As always, here’s your Wikipedia definition on what this hobby entails:
A private investigator (often abbreviated to PI and informally called a private eye), a private detective or inquiry agent, is a person who can be hired by individuals or groups to undertake investigatory law services. Private detectives/investigators often work for attorneys in civil cases. A handful of very skilled private detectives/investigators work with defense attorneys on capital punishment and criminal defense cases. Many work for insurance companies to investigate suspicious claims. Before the advent of no-fault divorce, many private investigators were hired to search out evidence of adultery or other conduct within marriage to establish grounds for a divorce.

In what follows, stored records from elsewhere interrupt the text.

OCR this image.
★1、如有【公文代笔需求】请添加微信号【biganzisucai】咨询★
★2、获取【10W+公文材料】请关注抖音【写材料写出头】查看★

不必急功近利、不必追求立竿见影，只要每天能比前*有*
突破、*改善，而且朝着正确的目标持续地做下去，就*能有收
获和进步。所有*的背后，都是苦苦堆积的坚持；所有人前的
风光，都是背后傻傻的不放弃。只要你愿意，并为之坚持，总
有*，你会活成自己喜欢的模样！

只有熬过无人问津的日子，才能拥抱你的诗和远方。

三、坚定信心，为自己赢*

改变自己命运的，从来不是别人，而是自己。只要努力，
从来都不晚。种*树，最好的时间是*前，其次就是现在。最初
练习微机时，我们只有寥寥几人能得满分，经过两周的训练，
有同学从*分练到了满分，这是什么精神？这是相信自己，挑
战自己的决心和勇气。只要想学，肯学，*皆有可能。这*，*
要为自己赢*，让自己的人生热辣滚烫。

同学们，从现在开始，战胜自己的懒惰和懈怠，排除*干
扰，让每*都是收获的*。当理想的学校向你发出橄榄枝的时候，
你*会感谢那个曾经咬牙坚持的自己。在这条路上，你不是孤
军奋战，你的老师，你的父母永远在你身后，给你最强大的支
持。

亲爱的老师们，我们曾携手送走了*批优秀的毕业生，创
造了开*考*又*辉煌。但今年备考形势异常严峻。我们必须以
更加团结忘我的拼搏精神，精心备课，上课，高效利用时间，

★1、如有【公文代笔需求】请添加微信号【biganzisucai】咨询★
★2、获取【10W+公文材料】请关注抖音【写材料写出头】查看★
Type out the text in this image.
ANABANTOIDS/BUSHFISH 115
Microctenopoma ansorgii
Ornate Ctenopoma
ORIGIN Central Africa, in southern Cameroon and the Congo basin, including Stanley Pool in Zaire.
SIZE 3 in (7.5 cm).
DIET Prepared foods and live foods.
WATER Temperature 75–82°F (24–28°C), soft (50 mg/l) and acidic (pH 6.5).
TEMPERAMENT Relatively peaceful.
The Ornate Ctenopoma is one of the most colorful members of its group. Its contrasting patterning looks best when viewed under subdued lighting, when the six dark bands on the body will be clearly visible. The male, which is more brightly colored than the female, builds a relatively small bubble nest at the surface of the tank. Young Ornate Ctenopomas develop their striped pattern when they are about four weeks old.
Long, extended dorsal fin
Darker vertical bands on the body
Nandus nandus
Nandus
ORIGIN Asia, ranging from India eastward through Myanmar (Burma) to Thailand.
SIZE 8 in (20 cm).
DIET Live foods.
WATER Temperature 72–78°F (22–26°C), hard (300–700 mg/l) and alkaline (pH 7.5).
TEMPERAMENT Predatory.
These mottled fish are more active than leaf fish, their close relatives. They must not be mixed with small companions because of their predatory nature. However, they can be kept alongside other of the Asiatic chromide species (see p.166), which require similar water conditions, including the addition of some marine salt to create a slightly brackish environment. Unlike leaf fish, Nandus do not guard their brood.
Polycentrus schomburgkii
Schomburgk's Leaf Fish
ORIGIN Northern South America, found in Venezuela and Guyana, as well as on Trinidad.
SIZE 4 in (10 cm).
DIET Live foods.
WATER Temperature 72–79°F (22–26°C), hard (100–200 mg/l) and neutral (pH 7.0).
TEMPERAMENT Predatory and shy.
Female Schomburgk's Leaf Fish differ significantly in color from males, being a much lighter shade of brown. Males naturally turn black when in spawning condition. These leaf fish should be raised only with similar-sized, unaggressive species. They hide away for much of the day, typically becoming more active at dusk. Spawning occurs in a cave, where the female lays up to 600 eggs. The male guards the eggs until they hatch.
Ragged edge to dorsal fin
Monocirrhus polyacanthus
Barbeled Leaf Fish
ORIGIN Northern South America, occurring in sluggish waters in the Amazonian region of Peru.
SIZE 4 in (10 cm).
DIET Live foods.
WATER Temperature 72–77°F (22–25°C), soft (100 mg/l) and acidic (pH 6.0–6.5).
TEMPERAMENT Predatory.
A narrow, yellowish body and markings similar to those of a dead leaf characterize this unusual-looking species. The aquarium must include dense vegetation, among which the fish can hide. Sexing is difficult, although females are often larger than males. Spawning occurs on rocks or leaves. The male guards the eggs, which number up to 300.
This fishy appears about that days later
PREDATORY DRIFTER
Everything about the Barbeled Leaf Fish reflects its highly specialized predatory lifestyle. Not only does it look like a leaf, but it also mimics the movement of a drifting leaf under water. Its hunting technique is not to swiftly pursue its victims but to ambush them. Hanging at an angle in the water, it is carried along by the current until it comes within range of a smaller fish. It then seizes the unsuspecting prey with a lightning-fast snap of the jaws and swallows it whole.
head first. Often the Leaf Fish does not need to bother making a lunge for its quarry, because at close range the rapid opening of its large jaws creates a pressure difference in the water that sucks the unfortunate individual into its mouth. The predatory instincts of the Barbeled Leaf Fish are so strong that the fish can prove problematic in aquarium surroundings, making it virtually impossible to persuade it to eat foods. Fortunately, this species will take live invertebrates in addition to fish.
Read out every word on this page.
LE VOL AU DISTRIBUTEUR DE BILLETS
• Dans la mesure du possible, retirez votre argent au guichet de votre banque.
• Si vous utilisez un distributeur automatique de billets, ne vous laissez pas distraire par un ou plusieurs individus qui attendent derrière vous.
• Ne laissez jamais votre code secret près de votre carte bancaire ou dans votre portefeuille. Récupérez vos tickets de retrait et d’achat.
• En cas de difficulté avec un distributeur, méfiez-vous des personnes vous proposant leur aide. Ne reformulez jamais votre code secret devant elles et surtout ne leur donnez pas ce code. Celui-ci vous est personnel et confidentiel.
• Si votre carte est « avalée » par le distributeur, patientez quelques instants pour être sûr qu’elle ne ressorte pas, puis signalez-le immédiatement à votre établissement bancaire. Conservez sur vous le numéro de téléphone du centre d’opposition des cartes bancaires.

That’s some pretty serious stuff. A lot of the literary/film/television examples we get of private investigating aren’t as serious as “capital punishment and criminal defense cases.” When I think of a private investigator, I picture Tom Selleck in an awesome Hawaiian shirt and a perfect mustache. Not necessarily people helping gather evidence on whether someone should get the death penalty.
I think I’m going to start a Tom Selleck-ish PI club. Since we’re talking hobbies here, it makes more sense to have fun with this than get too serious. Let’s opt for cases that involve missing cats and not complex murder trails. Also, let’s wear Hawaiian shirts because they’re badass and underused in contemporary society.
Since Yoda’s Garage Yoga never took off, we can use my garage for the Tom Selleck PI Club weekly meetings instead. We’ll drink Corona, compare mustaches, and watch episodes of Magnum, p.i. Additionally, we’ll take out ads in local papers to promote our services. Our specialty will be missing kegs.
Before we go out on cases, we’ll drink a case and watch this on loop for at least ten times:
If you’d like to join, please bring:
- A mustache.
- A Hawaiian shirt.
- A six-pack of Corona.
- Your finest water gun (we aren’t using real guns).
- A magnifying glass (for effect).
- A pack of gum to keep your breath fresh (for all the ladies that’ll be swooning for you and your PI skills).
- A compass (for effect, too).
- Condoms. If you’re going to look like Tom Selleck, you’ll have to responsibly deal with the consequences.
- A notebook.
We’ll be having our first meeting tonight, at 9pm. Hope to see you there.